7 May 1843–24 Nov. 1876
Willoughby Francis Avery, journalist, was born at Swan Ponds, Burke County, the youngest of the sixteen children born of Isaac Thomas and Harriet Erwin Avery. He was the "Benjamin" of a large family. Fifteen years old at the time of his mother's death, he grew up a jolly, carefree boy and entered The University of North Carolina in the fall of 1860. At the university he stood first in a large class but left to volunteer in the Confederate Army.
Avery's first service was as a lieutenant in a company of cavalry raised in Burke County by Colonel T. G. Walton, which became Company F, Forty-third North Carolina or Third Cavalry. In 1862 he was transferred to the Thirty-third Regiment, which was commanded by his older brother, Colonel Clark Moulton Avery. He served as a second lieutenant in Company C, was later promoted to captain and transferred to Company I, and served in this capacity until the end of the war. He was wounded first at the Battle of Sharpsburg and again at Gettysburg; finally, in May 1864, in the Wilderness of Spotsylvania, he was so dangerously wounded that his life was saved only by a very skillful operation. When the war ended in 1865, he was twenty-two years old and had already endured more physical and emotional anguish than most men are called upon to tolerate in a lifetime. Plagued by crippling wounds of the flesh and of the spirit, he survived the war only eleven years.

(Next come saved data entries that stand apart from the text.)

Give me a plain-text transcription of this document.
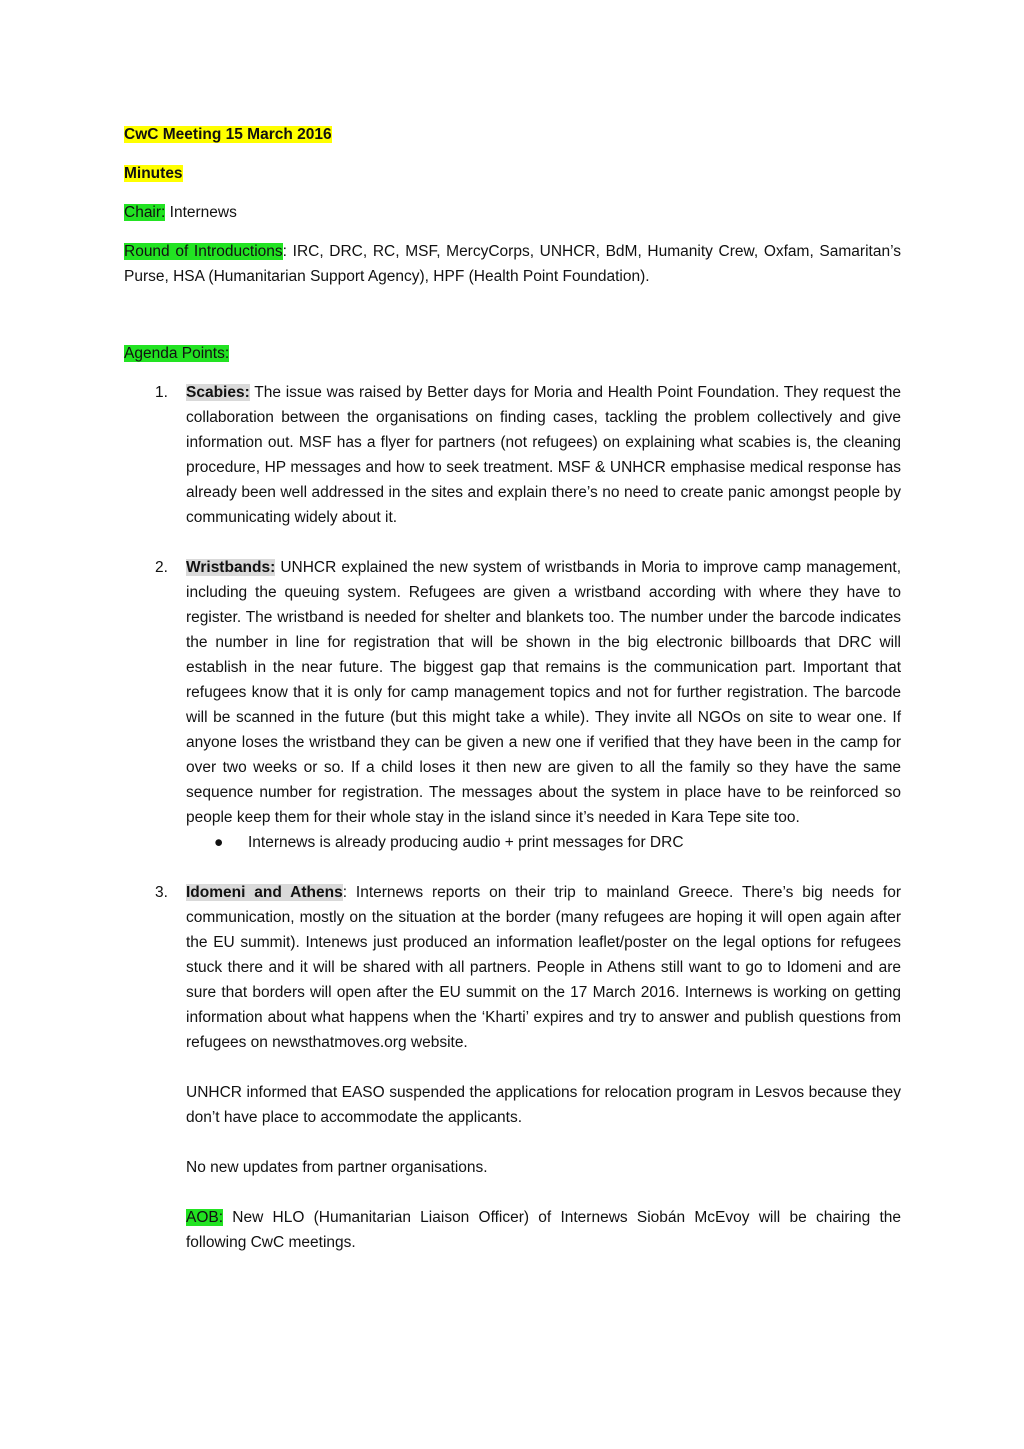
CwC Meeting 15 March 2016

Minutes

Chair: Internews

Round of Introductions: IRC, DRC, RC, MSF, MercyCorps, UNHCR, BdM, Humanity Crew, Oxfam, Samaritan’s Purse, HSA (Humanitarian Support Agency), HPF (Health Point Foundation).

Agenda Points:

1. Scabies: The issue was raised by Better days for Moria and Health Point Foundation. They request the collaboration between the organisations on finding cases, tackling the problem collectively and give information out. MSF has a flyer for partners (not refugees) on explaining what scabies is, the cleaning procedure, HP messages and how to seek treatment. MSF & UNHCR emphasise medical response has already been well addressed in the sites and explain there’s no need to create panic amongst people by communicating widely about it.
2. Wristbands: UNHCR explained the new system of wristbands in Moria to improve camp management, including the queuing system. Refugees are given a wristband according with where they have to register. The wristband is needed for shelter and blankets too. The number under the barcode indicates the number in line for registration that will be shown in the big electronic billboards that DRC will establish in the near future. The biggest gap that remains is the communication part. Important that refugees know that it is only for camp management topics and not for further registration. The barcode will be scanned in the future (but this might take a while). They invite all NGOs on site to wear one. If anyone loses the wristband they can be given a new one if verified that they have been in the camp for over two weeks or so. If a child loses it then new are given to all the family so they have the same sequence number for registration. The messages about the system in place have to be reinforced so people keep them for their whole stay in the island since it’s needed in Kara Tepe site too.
● Internews is already producing audio + print messages for DRC
3. Idomeni and Athens: Internews reports on their trip to mainland Greece. There’s big needs for communication, mostly on the situation at the border (many refugees are hoping it will open again after the EU summit). Intenews just produced an information leaflet/poster on the legal options for refugees stuck there and it will be shared with all partners. People in Athens still want to go to Idomeni and are sure that borders will open after the EU summit on the 17 March 2016. Internews is working on getting information about what happens when the ‘Kharti’ expires and try to answer and publish questions from refugees on newsthatmoves.org website.

UNHCR informed that EASO suspended the applications for relocation program in Lesvos because they don’t have place to accommodate the applicants.

No new updates from partner organisations.

AOB: New HLO (Humanitarian Liaison Officer) of Internews Siobán McEvoy will be chairing the following CwC meetings.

On 7 Nov. 1866 he married Martha Caroline Jones; she died in less than two years, as did their infant daughter.
Avery chose journalism as a vocation and edited newspapers in Asheville and Charlotte before returning to his native county and establishing a newspaper at Morganton, which he called the Blue Ridge Blade. In February 1875 he married Laura Atkinson of Johnston County, a stepdaughter of W. S. Smith. They had one son, Willoughby Moulton Avery, who later married Emma Sharpe of Greensboro, a granddaughter of Judge Thomas Settle.
Willoughby Avery died when his son was only seven months old; he was buried in the churchyard of the First Presbyterian Church at Morganton, where he had been a member since 1 Aug. 1867. This grave has since been moved to the lawn at the new church site in Morganton.